Thursday, December 13, 2012

Mapping .NET IL code to Android's Dex code

The primary function of the dot42 compiler is to convert .NET byte code (IL) to Android byte code (dex). This article describes how.

Differences and similarities

First let's look at the differences and similarities between the two. IL is a stack-oriented language. This means that all operations take their operands from the stack and place their results back on the stack. Dex, in contrast, is executed by a register-based virtual machine called Dalvik. A dex operation takes operands from registers and places the result in a register. This means that a key function of the dot42 compiler is to go from a stack-based set to a register-based set.

Another difference between the two is the set of primitive types that are available. Most match exactly (bool, char, short, int, long, float and double), but there is a problem with bytes. IL has support for signed and unsigned bytes, while dex only has signed bytes. Similarly, dex has no support for unsigned 32-bit and 64-bit integers.
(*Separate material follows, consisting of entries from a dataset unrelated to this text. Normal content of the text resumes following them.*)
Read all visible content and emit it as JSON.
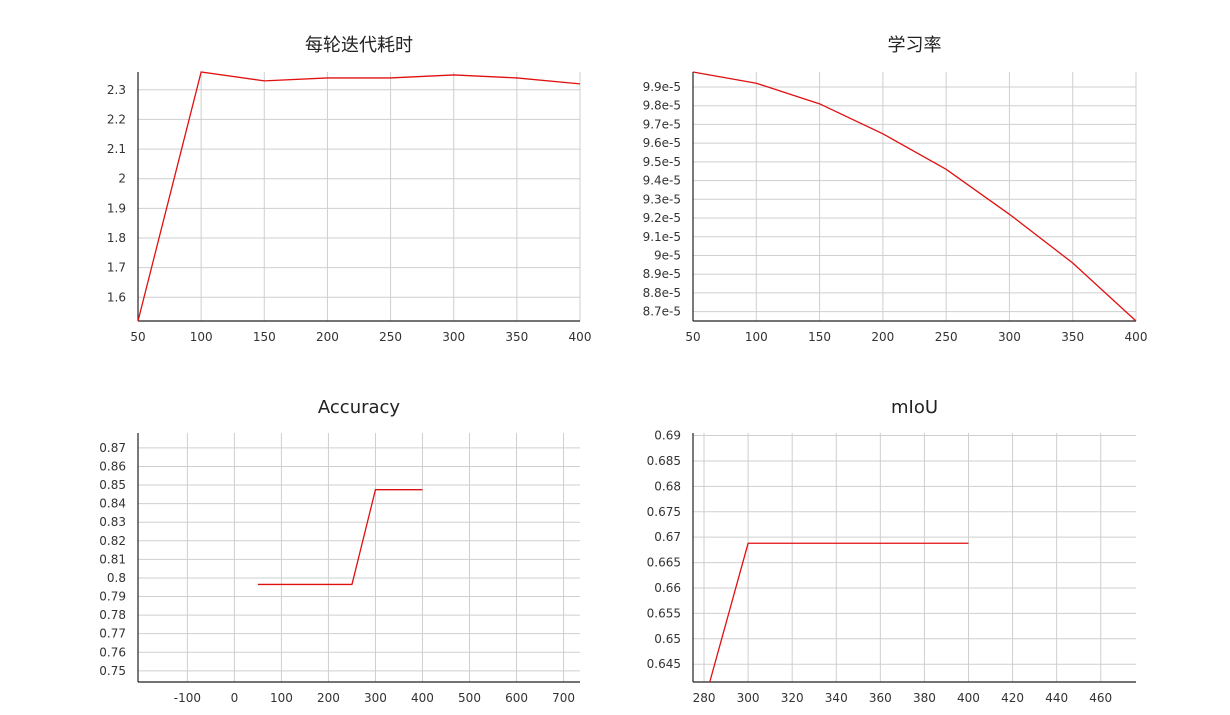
{
  "chart_data": [
    {
      "id": "iter-time",
      "type": "line",
      "title": "每轮迭代耗时",
      "xlabel": "",
      "ylabel": "",
      "xlim": [
        50,
        400
      ],
      "ylim": [
        1.52,
        2.36
      ],
      "x_ticks": [
        50,
        100,
        150,
        200,
        250,
        300,
        350,
        400
      ],
      "y_ticks": [
        1.6,
        1.7,
        1.8,
        1.9,
        2,
        2.1,
        2.2,
        2.3
      ],
      "x_tick_labels": [
        "50",
        "100",
        "150",
        "200",
        "250",
        "300",
        "350",
        "400"
      ],
      "y_tick_labels": [
        "1.6",
        "1.7",
        "1.8",
        "1.9",
        "2",
        "2.1",
        "2.2",
        "2.3"
      ],
      "grid": true,
      "series": [
        {
          "color": "#e01010",
          "x": [
            50,
            100,
            150,
            200,
            250,
            300,
            350,
            400
          ],
          "y": [
            1.52,
            2.36,
            2.33,
            2.34,
            2.34,
            2.35,
            2.34,
            2.32
          ]
        }
      ]
    },
    {
      "id": "learning-rate",
      "type": "line",
      "title": "学习率",
      "xlabel": "",
      "ylabel": "",
      "xlim": [
        50,
        400
      ],
      "ylim": [
        8.65e-05,
        9.98e-05
      ],
      "x_ticks": [
        50,
        100,
        150,
        200,
        250,
        300,
        350,
        400
      ],
      "y_ticks": [
        8.7e-05,
        8.8e-05,
        8.9e-05,
        9e-05,
        9.1e-05,
        9.2e-05,
        9.3e-05,
        9.4e-05,
        9.5e-05,
        9.6e-05,
        9.7e-05,
        9.8e-05,
        9.9e-05
      ],
      "x_tick_labels": [
        "50",
        "100",
        "150",
        "200",
        "250",
        "300",
        "350",
        "400"
      ],
      "y_tick_labels": [
        "8.7e-5",
        "8.8e-5",
        "8.9e-5",
        "9e-5",
        "9.1e-5",
        "9.2e-5",
        "9.3e-5",
        "9.4e-5",
        "9.5e-5",
        "9.6e-5",
        "9.7e-5",
        "9.8e-5",
        "9.9e-5"
      ],
      "grid": true,
      "series": [
        {
          "color": "#e01010",
          "x": [
            50,
            100,
            150,
            200,
            250,
            300,
            350,
            400
          ],
          "y": [
            9.98e-05,
            9.92e-05,
            9.81e-05,
            9.65e-05,
            9.46e-05,
            9.22e-05,
            8.96e-05,
            8.65e-05
          ]
        }
      ]
    },
    {
      "id": "accuracy",
      "type": "line",
      "title": "Accuracy",
      "xlabel": "",
      "ylabel": "",
      "xlim": [
        -205,
        735
      ],
      "ylim": [
        0.744,
        0.878
      ],
      "x_ticks": [
        -100,
        0,
        100,
        200,
        300,
        400,
        500,
        600,
        700
      ],
      "y_ticks": [
        0.75,
        0.76,
        0.77,
        0.78,
        0.79,
        0.8,
        0.81,
        0.82,
        0.83,
        0.84,
        0.85,
        0.86,
        0.87
      ],
      "x_tick_labels": [
        "-100",
        "0",
        "100",
        "200",
        "300",
        "400",
        "500",
        "600",
        "700"
      ],
      "y_tick_labels": [
        "0.75",
        "0.76",
        "0.77",
        "0.78",
        "0.79",
        "0.8",
        "0.81",
        "0.82",
        "0.83",
        "0.84",
        "0.85",
        "0.86",
        "0.87"
      ],
      "grid": true,
      "series": [
        {
          "color": "#e01010",
          "x": [
            50,
            250,
            300,
            400
          ],
          "y": [
            0.7965,
            0.7965,
            0.8475,
            0.8475
          ]
        }
      ]
    },
    {
      "id": "miou",
      "type": "line",
      "title": "mIoU",
      "xlabel": "",
      "ylabel": "",
      "xlim": [
        275,
        476
      ],
      "ylim": [
        0.6415,
        0.6905
      ],
      "x_ticks": [
        280,
        300,
        320,
        340,
        360,
        380,
        400,
        420,
        440,
        460
      ],
      "y_ticks": [
        0.645,
        0.65,
        0.655,
        0.66,
        0.665,
        0.67,
        0.675,
        0.68,
        0.685,
        0.69
      ],
      "x_tick_labels": [
        "280",
        "300",
        "320",
        "340",
        "360",
        "380",
        "400",
        "420",
        "440",
        "460"
      ],
      "y_tick_labels": [
        "0.645",
        "0.65",
        "0.655",
        "0.66",
        "0.665",
        "0.67",
        "0.675",
        "0.68",
        "0.685",
        "0.69"
      ],
      "grid": true,
      "series": [
        {
          "color": "#e01010",
          "x": [
            282.6,
            300,
            400
          ],
          "y": [
            0.6415,
            0.6688,
            0.6688
          ]
        }
      ]
    }
  ]
}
The conversion between signed and unsigned bytes is explained later.

Furthermore, there are differences related to generics and structs. These will be the topics of future blog articles.

Stack to registers

The first conversion that takes place in the dot42 compiler is going from from stack-based single instruction to stack-based expressions. For example:

load a
load b
add
load c
add

is converted to:

add(add(load(a), load(b)), load(c))

The latter expression is much easier to alter and optimize towards the dex register-based operations.

RL - Register Language

From this expression-based format, a second conversion takes place to an intermediate format we call RL (for register language). It takes the expressions from the first conversion and converts them towards register-based instructions that are similar to dex instructions, but have a few important differences.
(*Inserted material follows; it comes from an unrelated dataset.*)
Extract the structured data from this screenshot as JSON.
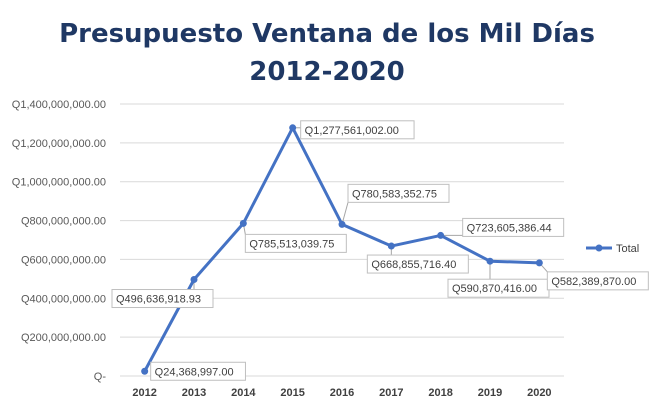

The first difference is that RL only has 1 variation of each instructions. For example there is only 1 "const" instruction, where Dex has "const/4", "const/16", "const" and "const/high16". All of which are variations for the size of the constant and the number of bits used by the destination register. Simplifying instructions like this makes them much easier to optimize and work with.

The second difference between RL and dex is that RL starts in single-assignment mode. That means that each register is assigned a value only once.

Each stack-based expression is now converted to RL using an approach like this:

  1. Convert all operands to RL and save the registers that hold their resulting value
  2. Allocate an RL register for the result
  3. Emit the RL instruction (with operand registers from step 1 and result register from step 2)
  4. Return the result register allocated in step 2.

Optimize RL

Once all stack-based expressions are converted to RL, we have code that is fully register-based. Now we can optimize this code and convert it to dex.

The first optimization that takes place is to share constants. An expression like add(1, 1) has resulted in two "const" instructions, each with a value of "1", but a different destination register. If both registers are never modified, we can safely share them and remove the unused "const" instruction.

A second optimization is to share registers as much as possible. For this purpose, instructions are divided into basic blocks. We then calculate the range of instructions in which a register is used. If that range does not overlap with a range of another register, we can use the same register in both ranges. In reality this is a bit more complex because you also have to deal with register pairs: in dex, long and double operands use two adjacent registers, called a register pair.

Furthermore, we perform various optimizations like nop removal and branch optimization. These are not discussed here.

From RL to Dex

Finally, it is time to convert the code to dex. Since RL is very close to dex and we already share registers as much as possible, the basic conversion is trivial.

The main problem we have to solve now, is that not all instructions take all registers as their operands. For example, all "invoke-x" instructions take only registers that fit in 4 bits. For that we apply register spilling. If an operand of an instruction does not fit within the limits of that instruction, we copy the register to a "low register", execute the instruction and then copy it back to the original register (when needed) afterwards.

Finally it is time to consider the first difference between RL and dex: the various variations for many instructions. We go over all instructions and take the best variation that fits the operands.

Debug information

During the entire process described above, we maintain the debug information that is present in the original .NET assembly. In doing so, we can generate dex debug information containing accurate line number information, variable names, etc.

But also this conversion was more complex in reality. In .NET, debug information describes ranges in a source file. Each range has a start line, a start column, an end line and an end column. Dex has (start) line numbers only. This means that if there are multiple code ranges on one line (e.g. "for (var x = i; i < 10; x++)" has 3 ranges), we have to cheat a bit to make sure that all ranges get unique line numbers. As a result, the line numbers reported in an Android exception stack trace may not be 100% correct, but stepping through the code in the Visual Studio debugger works as expected.